Whether you’re looking to expand your skill set or understand the full picture of the ML lifecycle, this guide will show you what it takes to turn machine learning models into reliable, scalable systems in production. Let’s get started!

Data Science Model Development Lifecycle (DSMDL)

The Data Science Model Development Lifecycle (DSMDL) involves various roles collaborating to build, deploy, and maintain a machine learning model.

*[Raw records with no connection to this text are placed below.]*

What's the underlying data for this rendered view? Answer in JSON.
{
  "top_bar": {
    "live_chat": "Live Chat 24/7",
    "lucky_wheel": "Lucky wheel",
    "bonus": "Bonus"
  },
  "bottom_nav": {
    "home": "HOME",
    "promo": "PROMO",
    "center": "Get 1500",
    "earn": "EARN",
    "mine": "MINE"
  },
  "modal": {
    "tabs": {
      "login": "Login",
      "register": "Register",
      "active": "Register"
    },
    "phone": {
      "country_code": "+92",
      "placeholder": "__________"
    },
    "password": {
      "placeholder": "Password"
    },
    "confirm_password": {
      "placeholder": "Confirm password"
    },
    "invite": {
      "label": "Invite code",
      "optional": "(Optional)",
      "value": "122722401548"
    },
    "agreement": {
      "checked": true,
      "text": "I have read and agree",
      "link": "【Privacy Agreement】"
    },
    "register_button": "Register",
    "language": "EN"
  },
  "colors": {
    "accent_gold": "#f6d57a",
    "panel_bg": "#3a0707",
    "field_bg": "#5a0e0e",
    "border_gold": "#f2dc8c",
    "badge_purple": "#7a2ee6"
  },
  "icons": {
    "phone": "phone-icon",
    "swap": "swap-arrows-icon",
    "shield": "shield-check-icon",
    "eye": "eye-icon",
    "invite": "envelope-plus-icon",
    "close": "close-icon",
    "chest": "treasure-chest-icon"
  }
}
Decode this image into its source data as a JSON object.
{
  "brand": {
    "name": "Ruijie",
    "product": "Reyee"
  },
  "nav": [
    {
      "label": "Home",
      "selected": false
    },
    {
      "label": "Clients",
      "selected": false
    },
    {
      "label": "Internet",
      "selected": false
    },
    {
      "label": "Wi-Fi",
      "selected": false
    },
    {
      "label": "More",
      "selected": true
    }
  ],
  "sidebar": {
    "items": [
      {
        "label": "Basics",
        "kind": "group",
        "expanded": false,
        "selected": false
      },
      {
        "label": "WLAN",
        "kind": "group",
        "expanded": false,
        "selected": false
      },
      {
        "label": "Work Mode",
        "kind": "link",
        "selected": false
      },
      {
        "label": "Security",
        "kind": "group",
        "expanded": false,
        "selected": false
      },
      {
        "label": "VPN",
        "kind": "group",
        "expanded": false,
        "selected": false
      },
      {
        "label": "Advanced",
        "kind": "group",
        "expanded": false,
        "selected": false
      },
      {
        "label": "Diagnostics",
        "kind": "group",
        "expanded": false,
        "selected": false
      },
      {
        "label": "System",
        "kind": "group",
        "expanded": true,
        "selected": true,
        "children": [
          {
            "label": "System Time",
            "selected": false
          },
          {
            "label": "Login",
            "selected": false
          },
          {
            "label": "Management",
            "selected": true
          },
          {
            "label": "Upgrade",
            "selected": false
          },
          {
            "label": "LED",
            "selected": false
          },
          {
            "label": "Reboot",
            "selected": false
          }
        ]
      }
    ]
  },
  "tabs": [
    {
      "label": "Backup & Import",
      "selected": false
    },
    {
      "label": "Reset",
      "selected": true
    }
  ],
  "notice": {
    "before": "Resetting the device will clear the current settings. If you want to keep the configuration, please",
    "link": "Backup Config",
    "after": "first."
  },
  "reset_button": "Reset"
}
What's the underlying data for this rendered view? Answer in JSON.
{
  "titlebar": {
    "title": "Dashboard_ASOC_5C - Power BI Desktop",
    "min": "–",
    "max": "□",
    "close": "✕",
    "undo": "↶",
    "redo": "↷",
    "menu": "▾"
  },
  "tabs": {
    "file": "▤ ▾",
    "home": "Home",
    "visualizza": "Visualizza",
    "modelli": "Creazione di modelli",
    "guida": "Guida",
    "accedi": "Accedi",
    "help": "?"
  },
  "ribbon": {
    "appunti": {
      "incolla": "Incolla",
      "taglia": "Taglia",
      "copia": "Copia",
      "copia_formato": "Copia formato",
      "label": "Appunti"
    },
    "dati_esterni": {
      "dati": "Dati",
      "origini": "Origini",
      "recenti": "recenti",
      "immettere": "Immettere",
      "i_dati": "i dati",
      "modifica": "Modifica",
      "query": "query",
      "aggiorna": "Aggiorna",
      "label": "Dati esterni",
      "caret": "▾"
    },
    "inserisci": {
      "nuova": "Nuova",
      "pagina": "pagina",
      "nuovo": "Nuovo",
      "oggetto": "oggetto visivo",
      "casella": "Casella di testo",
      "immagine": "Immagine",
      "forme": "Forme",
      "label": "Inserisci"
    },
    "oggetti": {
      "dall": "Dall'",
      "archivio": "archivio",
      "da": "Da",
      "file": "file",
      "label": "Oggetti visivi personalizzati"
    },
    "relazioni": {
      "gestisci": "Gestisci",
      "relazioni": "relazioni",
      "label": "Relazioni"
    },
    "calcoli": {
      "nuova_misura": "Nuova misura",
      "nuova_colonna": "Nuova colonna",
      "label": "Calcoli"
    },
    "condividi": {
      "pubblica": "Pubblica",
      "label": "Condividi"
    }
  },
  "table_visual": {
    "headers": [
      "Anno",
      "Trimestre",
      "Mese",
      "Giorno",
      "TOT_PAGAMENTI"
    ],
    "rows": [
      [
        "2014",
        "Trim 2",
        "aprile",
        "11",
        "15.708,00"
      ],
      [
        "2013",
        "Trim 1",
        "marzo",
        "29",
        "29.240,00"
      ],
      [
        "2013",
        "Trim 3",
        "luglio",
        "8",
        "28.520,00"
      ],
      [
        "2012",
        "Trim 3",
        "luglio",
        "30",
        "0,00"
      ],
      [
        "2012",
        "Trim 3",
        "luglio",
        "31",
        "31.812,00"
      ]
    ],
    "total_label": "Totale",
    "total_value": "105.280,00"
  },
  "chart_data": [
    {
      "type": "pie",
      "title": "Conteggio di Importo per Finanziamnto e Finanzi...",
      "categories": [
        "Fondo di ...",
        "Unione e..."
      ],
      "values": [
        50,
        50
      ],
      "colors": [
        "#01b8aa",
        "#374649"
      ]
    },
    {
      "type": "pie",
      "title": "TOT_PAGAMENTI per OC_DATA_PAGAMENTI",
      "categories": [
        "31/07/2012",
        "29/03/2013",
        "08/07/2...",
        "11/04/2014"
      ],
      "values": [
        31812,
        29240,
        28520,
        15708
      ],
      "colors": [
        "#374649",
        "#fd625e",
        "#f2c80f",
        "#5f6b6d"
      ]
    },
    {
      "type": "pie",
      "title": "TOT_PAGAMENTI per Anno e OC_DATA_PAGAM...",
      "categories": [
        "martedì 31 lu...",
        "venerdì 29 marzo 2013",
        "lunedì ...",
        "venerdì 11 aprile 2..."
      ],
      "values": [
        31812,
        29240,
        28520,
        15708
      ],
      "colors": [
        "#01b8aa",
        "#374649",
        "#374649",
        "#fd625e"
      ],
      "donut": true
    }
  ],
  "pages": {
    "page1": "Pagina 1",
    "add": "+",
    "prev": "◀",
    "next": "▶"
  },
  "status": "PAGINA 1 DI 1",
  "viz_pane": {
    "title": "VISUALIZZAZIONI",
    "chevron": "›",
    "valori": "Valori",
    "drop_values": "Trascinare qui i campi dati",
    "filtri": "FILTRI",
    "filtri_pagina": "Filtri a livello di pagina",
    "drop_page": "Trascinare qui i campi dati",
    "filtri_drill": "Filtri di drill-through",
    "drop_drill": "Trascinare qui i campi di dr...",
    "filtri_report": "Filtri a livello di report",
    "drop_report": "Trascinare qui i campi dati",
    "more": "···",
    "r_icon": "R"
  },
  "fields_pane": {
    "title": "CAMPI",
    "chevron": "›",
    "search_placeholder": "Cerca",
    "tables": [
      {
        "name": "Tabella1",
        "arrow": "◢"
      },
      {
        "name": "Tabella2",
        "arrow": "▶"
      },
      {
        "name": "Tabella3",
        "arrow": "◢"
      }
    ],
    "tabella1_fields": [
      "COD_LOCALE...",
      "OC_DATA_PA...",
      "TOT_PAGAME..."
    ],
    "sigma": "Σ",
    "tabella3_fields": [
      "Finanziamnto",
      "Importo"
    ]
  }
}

Each role has distinct responsibilities across different phases of the lifecycle.

Key Phases and Roles

Different Phases of Data Science Model Development Lifecycle

Data Analysts

  • Identify areas where data science models can benefit the organization (e.g., detecting account takeovers (ATOs) or promotion abuse).
  • Collaborate with Data Scientists to provide relevant data sources for feature creation.
  • Assist in labeling model outputs during the development phase and when the model is in production to ensure consistent accuracy.

Data Scientists

  • Interpret problem statements from Data Analysts and stakeholders.
  • Explore data sources for creating new features for experimentation
  • Conduct experiments with different models and features, often backtesting for date-sensitive models.
  • Once done with backtesting, they have set of final models which they serve in batch mode with/without help of ML Engineers.
  • Once batch serving shows promising results, work with ML Engineers to deploy models online.
  • Once online serving is live, they monitor the model with help from ML Engineer.
  • To make sure model doesn’t drift from their training performance, they take help from Data Analysts for labelling some of the sample model outputs.
  • Even after a model goes live in production, they need to constantly monitor and retrain models as data is ever changing because of user behaviour or a new feature introduced in the application..

ML Engineer:

  • Focus on model deployment and monitoring.
  • Understanding the requirement for deploying/serving data science models from Data Scientists.
  • Finding out data sources, building ETL/feature engineering pipelines using these data sources.
  • Deploy models, expose APIs for model consumption, and handle compliance aspects if necessary.
  • Work with Data Scientists to ensure models are properly integrated into production environments.
  • Taking sanction based on the model results if needed.

MLOps/MLPlatform Engineer:

  • Develop tools and infrastructure for scalable, efficient model development and deployment.
  • Key responsibilities include:
  • Providing auto-scaling infrastructure (e.g., Kubeflow Notebook Servers, Kubeflow Pipelines).
  • Managing workflow orchestration for feature engineering, training, and model pipelines.
  • Offering tools for experimentation tracking (e.g., MLflow) and feature engineering (e.g., Kafka, Feast, Firehose, Daggers, optimus etc).
  • Facilitating labeling and monitoring tools (e.g., CVAT for labeling, Grafana/Kibana for performance tracking).